I found myself on the conservative side of the political spectrum. For anyone who knows me, this is not too much of a surprise. I was already incredibly pro-life and was one of the most outspoken people against the government being involved in my life. With a very conservative household, people tend to point at me and say that I have known no different. And maybe I haven’t.

What I have noticed in my time being incredibly active in politics is the increasing amount of worry and fear that has been radiating off the Right. They are afraid that they were the last generation of conservatives. They fear that free markets and our basic human rights are soon to head out the door.

But I am here to tell them, they are not the last wave of conservatism.

As I walked into the Midwest Regional Conference hosted by Turning Point USA (TPUSA) a couple weekends ago, I saw all I needed to see. One thousand college-aged conservatives, mingling around the room proud in their country and displaying their “Socialism Sucks” shirts.

One thousand does not sound like a lot, but each came from their college chapter representing another three or four students. Then, on top of that there are all the students on college campuses to afraid to say anything, and then there are those who simply are out of college or couldn’t come. This was only for the Midwest as well. There are numerous amounts of conferences hosted by TPUSA around the United States every year.

This was just one.

There is a new wave of conservatism that is coming, and I promise that we will not let our parents and grandparents down. We have already begun to speak out against the radical Left, that has left behind what our country was founded on.
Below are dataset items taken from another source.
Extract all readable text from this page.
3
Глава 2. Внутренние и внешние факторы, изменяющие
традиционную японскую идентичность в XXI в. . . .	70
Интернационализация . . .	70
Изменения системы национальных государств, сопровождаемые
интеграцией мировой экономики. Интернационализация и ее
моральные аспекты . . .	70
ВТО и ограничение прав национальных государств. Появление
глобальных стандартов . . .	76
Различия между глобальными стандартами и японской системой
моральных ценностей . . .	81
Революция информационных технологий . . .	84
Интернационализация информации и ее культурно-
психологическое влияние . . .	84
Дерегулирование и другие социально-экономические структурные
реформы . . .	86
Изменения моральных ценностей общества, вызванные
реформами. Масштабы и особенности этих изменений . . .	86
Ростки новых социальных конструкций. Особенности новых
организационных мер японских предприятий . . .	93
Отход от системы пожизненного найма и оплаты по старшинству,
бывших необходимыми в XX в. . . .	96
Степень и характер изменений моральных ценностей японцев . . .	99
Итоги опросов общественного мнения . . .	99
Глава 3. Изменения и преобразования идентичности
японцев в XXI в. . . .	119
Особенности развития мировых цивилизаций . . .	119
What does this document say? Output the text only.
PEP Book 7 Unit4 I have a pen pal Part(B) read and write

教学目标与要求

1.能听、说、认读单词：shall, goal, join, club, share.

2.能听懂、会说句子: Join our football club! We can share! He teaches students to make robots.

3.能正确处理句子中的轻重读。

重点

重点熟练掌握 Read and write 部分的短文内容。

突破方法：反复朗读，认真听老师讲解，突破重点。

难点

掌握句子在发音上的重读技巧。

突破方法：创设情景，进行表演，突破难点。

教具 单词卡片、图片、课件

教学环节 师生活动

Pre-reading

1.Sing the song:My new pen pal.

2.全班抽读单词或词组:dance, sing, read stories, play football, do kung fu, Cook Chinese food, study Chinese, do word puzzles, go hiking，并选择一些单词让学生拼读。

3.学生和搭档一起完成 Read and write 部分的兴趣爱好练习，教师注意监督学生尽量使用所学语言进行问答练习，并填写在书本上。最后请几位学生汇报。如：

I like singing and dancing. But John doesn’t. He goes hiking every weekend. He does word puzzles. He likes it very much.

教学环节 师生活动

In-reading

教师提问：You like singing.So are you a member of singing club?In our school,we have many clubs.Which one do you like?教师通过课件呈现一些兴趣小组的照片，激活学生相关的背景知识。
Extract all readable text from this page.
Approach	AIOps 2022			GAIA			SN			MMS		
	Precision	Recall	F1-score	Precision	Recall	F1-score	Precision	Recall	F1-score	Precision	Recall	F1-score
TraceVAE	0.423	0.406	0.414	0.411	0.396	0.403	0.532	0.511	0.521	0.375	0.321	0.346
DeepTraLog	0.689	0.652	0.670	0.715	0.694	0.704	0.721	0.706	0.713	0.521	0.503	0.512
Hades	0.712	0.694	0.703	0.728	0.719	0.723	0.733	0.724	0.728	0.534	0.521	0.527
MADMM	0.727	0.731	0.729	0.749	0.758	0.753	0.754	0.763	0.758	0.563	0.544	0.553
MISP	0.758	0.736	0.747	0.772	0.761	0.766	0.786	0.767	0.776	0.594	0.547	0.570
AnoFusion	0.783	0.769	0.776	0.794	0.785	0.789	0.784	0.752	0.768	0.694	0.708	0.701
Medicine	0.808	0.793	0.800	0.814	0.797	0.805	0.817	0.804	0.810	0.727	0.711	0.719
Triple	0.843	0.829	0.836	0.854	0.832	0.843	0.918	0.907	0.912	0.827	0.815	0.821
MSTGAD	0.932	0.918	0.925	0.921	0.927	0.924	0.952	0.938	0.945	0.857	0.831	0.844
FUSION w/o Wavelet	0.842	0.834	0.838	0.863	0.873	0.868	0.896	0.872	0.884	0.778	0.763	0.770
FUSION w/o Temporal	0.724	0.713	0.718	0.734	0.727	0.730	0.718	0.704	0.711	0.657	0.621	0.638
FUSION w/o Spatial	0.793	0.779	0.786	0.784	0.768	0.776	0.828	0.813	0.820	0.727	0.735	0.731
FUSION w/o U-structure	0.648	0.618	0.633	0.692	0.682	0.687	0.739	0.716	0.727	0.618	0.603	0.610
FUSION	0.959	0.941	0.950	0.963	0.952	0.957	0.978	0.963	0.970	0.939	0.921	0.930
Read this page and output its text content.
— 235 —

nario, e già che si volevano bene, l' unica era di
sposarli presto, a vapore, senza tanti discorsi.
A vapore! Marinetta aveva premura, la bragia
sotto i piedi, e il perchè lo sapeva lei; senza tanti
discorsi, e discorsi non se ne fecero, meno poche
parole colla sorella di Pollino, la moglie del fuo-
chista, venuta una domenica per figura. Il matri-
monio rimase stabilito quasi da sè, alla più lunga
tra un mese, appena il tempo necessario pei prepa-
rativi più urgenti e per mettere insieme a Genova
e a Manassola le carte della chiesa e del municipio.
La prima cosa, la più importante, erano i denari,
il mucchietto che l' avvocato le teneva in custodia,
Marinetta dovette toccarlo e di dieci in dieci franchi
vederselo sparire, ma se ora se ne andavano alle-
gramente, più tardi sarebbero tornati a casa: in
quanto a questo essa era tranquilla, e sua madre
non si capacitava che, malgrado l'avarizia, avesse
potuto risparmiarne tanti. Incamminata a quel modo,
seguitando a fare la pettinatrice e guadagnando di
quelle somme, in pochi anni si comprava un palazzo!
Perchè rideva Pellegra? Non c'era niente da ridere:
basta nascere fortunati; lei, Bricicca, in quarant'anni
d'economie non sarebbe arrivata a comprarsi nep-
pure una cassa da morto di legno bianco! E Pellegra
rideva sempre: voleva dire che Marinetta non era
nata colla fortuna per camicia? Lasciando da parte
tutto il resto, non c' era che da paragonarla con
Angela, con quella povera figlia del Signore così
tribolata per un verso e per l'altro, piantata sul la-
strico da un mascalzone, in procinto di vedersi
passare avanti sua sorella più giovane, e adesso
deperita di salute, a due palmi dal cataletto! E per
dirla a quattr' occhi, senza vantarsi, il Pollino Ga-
We have grown tired of the ways of conservatives have always sat back and never spoken too loud. They have fought back in votes, petitions, and talk shows. This new wave is strong, and know that in order to fight back we have to be just as loud. It has begun already with organizations like Campus Reform, Lone Conservative, and Turning Point USA. All rooted in capitalism, free markets, and our civil liberties and rights.

We are here to fight for America, and to keep our lives and generations to come safe. We will not let the Left take away our defense, our speech, and the rest of what makes America, America. Because if we do, where else will we go?

What happened to the America I loved? It is still here and is here to stay.

What happened to the country that fought for liberties, not against them? It is still here and is here to stay.

What happened to my country? The radical Left happened.

What happened? They have made the young conservatives angry, and oh boy, will they regret that.